Introduction: Colorectal cancer (CRC) ranks as the second leading cause of cancer-related deaths. This study aimed to predict survival outcomes of CRC patients using machine learning (ML) methods.
Material and methods: A retrospective analysis included 1853 CRC patients admitted to three prominent tertiary hospitals in Iran from October 2006 to July 2019. Six ML methods, namely logistic regression (LR), Naïve Bayes (NB), Support Vector Machine (SVM), Neural Network (NN), Decision Tree (DT), and Light Gradient Boosting Machine (LGBM), were developed with 10-fold cross-validation. Feature selection employed the Random Forest method based on mean decrease GINI criteria. Model performance was assessed using Area Under the Curve (AUC).

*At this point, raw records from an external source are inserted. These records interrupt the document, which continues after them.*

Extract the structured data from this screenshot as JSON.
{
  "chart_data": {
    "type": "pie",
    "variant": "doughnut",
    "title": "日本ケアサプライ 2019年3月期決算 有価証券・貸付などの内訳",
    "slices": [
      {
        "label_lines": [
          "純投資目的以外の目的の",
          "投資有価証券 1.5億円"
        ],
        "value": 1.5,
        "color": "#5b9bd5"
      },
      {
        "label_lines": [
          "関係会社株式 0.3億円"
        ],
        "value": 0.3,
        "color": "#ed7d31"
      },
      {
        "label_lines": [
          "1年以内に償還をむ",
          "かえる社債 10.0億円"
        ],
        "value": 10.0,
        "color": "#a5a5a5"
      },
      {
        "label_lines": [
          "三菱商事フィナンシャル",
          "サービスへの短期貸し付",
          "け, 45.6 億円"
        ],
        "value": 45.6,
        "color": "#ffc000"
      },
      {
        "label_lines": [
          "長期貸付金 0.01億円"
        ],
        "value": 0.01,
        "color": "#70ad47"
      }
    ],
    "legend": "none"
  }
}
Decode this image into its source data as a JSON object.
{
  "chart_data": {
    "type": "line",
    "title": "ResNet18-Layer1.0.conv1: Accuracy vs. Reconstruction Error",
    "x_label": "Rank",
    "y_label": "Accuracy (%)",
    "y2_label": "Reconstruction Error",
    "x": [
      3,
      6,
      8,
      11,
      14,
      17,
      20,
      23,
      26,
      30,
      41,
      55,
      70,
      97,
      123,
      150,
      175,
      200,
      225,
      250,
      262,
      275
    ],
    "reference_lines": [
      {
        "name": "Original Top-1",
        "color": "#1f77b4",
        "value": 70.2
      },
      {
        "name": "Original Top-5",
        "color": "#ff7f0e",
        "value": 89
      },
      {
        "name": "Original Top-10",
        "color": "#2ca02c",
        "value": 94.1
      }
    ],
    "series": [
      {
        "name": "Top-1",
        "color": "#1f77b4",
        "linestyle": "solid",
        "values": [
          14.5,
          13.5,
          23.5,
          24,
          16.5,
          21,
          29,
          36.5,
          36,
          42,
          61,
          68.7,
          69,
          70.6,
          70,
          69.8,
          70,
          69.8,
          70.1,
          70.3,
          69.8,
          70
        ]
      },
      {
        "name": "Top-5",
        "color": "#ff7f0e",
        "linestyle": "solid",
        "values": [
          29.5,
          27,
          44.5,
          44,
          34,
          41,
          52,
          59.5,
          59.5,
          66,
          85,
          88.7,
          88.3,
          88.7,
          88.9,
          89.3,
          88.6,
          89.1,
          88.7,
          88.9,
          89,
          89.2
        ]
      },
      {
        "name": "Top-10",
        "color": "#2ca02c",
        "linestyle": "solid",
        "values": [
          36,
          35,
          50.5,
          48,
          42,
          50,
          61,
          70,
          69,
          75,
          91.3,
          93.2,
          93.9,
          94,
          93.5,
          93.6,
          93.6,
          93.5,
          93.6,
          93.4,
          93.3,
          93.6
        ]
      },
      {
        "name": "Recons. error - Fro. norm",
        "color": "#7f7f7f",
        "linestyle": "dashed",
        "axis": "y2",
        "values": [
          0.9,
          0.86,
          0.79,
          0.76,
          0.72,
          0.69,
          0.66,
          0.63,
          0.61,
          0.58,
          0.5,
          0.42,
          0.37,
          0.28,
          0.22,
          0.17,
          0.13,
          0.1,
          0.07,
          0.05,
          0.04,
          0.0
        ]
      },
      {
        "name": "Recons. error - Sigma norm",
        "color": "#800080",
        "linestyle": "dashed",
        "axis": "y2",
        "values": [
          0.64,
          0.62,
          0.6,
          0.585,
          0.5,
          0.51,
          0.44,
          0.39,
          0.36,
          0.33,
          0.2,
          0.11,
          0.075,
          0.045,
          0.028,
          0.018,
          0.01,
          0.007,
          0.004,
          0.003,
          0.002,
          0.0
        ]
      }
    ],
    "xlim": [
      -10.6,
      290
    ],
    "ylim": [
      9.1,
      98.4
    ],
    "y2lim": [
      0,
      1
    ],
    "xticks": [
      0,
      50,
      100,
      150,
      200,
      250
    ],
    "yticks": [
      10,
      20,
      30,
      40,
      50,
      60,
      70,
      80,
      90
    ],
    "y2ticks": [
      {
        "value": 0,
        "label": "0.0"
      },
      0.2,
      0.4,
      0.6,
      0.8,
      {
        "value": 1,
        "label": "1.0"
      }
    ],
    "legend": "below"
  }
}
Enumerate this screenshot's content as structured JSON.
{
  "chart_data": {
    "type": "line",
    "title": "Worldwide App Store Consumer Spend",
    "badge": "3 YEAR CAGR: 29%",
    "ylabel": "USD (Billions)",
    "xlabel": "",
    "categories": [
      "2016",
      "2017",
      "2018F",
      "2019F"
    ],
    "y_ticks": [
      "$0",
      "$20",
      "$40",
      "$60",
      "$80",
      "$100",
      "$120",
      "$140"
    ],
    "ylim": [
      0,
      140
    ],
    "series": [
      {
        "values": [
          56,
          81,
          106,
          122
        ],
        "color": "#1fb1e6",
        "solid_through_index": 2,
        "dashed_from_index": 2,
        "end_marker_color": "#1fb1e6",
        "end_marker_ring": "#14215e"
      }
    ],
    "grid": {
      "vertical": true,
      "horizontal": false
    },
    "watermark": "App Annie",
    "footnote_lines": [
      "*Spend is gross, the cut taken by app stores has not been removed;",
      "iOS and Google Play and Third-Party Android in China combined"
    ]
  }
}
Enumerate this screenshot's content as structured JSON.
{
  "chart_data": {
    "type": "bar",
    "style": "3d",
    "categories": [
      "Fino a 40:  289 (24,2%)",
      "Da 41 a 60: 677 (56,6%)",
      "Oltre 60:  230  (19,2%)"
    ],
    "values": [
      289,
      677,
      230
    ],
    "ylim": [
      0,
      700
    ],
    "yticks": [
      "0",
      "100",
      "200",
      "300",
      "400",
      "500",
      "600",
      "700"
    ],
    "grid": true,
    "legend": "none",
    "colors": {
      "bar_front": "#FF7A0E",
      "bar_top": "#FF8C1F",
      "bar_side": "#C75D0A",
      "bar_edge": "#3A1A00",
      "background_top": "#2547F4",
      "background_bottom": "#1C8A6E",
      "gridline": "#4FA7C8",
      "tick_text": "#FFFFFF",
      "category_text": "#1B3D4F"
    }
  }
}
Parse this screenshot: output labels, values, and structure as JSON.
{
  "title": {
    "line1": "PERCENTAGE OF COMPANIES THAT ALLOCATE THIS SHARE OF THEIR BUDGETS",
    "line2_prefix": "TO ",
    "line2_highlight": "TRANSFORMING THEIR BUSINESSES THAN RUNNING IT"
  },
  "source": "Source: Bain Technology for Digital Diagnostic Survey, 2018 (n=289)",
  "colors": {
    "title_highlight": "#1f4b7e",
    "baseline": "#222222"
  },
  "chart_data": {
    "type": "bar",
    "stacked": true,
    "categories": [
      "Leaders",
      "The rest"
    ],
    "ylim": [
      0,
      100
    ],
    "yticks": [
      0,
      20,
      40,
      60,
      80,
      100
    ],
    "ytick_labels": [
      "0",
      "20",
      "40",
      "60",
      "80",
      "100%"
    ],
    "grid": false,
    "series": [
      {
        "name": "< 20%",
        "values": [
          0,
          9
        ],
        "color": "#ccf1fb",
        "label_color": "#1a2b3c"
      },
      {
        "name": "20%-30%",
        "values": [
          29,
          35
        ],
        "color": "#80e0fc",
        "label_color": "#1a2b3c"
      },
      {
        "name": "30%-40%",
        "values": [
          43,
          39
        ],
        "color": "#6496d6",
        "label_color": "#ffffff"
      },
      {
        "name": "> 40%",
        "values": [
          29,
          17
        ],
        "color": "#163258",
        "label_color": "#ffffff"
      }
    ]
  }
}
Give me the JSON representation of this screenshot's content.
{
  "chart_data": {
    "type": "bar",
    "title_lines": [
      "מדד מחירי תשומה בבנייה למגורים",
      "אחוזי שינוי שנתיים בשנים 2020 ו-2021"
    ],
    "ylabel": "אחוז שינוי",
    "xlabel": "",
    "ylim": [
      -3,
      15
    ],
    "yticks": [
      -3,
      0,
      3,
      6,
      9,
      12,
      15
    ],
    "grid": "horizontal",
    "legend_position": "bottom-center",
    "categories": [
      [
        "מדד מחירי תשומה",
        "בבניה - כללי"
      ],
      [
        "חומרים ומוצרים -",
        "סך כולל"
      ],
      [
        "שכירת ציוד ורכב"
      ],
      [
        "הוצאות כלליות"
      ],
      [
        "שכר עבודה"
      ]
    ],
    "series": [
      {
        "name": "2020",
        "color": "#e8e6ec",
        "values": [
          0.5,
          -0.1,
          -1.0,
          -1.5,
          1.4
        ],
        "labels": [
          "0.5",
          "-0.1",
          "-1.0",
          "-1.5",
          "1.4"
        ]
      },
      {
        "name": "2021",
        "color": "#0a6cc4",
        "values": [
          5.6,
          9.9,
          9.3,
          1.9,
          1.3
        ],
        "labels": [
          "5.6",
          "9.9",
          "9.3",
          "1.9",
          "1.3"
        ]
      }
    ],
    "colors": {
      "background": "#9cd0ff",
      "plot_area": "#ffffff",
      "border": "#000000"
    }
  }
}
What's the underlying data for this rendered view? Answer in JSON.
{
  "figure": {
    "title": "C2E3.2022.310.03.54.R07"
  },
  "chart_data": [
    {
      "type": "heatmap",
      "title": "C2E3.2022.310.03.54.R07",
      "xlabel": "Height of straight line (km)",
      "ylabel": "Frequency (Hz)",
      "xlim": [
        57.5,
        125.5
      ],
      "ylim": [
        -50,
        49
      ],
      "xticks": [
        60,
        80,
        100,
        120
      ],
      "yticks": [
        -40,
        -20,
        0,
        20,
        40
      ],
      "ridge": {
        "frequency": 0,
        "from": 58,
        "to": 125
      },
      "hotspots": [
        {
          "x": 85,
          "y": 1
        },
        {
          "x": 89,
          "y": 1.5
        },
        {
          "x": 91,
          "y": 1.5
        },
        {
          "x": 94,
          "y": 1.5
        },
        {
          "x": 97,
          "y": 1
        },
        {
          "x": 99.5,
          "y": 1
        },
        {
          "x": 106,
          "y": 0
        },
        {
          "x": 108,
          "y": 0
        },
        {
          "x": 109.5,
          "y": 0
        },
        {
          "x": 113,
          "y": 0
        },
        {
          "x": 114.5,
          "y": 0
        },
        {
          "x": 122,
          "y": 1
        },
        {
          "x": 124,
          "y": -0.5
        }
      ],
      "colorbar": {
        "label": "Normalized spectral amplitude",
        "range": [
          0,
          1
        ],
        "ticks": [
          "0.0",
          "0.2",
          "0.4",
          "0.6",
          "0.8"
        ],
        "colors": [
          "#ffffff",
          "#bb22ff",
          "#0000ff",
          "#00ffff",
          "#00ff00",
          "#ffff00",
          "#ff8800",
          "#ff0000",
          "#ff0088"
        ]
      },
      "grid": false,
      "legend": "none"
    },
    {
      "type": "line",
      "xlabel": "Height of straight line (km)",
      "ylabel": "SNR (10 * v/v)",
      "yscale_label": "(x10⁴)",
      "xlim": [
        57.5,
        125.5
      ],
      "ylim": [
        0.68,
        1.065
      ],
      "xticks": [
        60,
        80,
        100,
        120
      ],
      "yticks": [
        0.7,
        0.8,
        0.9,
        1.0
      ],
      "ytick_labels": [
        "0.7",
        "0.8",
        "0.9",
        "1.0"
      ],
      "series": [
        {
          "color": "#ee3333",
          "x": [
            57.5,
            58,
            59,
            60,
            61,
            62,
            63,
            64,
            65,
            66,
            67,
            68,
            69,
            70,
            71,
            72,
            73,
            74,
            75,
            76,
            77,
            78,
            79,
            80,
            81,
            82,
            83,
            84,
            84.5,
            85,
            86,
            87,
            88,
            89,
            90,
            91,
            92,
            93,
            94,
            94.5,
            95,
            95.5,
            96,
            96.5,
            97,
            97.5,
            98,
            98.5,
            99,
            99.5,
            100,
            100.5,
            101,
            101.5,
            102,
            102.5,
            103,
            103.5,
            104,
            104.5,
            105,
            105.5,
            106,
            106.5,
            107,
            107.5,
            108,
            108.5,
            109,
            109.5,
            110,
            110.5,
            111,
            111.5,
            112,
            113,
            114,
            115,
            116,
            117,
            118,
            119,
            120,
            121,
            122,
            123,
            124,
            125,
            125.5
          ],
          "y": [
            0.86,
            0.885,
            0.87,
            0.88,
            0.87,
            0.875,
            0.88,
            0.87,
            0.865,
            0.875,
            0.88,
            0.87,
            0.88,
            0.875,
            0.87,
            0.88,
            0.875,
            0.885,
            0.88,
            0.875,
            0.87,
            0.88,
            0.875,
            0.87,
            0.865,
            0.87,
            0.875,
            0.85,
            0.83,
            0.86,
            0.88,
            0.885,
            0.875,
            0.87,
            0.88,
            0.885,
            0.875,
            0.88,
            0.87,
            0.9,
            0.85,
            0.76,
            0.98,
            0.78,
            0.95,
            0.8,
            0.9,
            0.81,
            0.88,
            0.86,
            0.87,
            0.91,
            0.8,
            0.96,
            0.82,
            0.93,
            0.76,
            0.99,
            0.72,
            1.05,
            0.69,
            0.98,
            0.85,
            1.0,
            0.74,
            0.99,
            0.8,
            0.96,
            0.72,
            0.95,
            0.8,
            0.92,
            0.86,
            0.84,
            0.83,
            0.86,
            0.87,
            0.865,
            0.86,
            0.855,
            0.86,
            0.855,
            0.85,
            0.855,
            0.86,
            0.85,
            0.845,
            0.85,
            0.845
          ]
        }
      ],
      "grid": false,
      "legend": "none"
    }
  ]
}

Results: Time from diagnosis, age, tumor size, metastatic status, lymph node involvement, and treatment type emerged as crucial predictors of survival based on mean decrease GINI. The NB (AUC = 0.70, 95% Confidence Interval [CI] 0.65-0.75) and LGBM (AUC = 0.70, 95% CI 0.65-0.75) models achieved the highest predictive AUC values for CRC patient survival.
Conclusions: This study highlights the significance of variables including time from diagnosis, age, tumor size, metastatic status, lymph node involvement, and treatment type in predicting CRC survival. The NB model exhibited optimal efficacy in mortality prediction, maintaining a balanced sensitivity and specificity. Policy recommendations encompass early diagnosis and treatment initiation for CRC patients, improved data collection through digital health records and standardized protocols, support for predictive analytics integration in clinical decisions, and the inclusion of identified prognostic variables in treatment guidelines to enhance patient outcomes.
Keywords: Data mining; Feature selection; Machine Learning Algorithms; colorectal cancer; mortality prediction.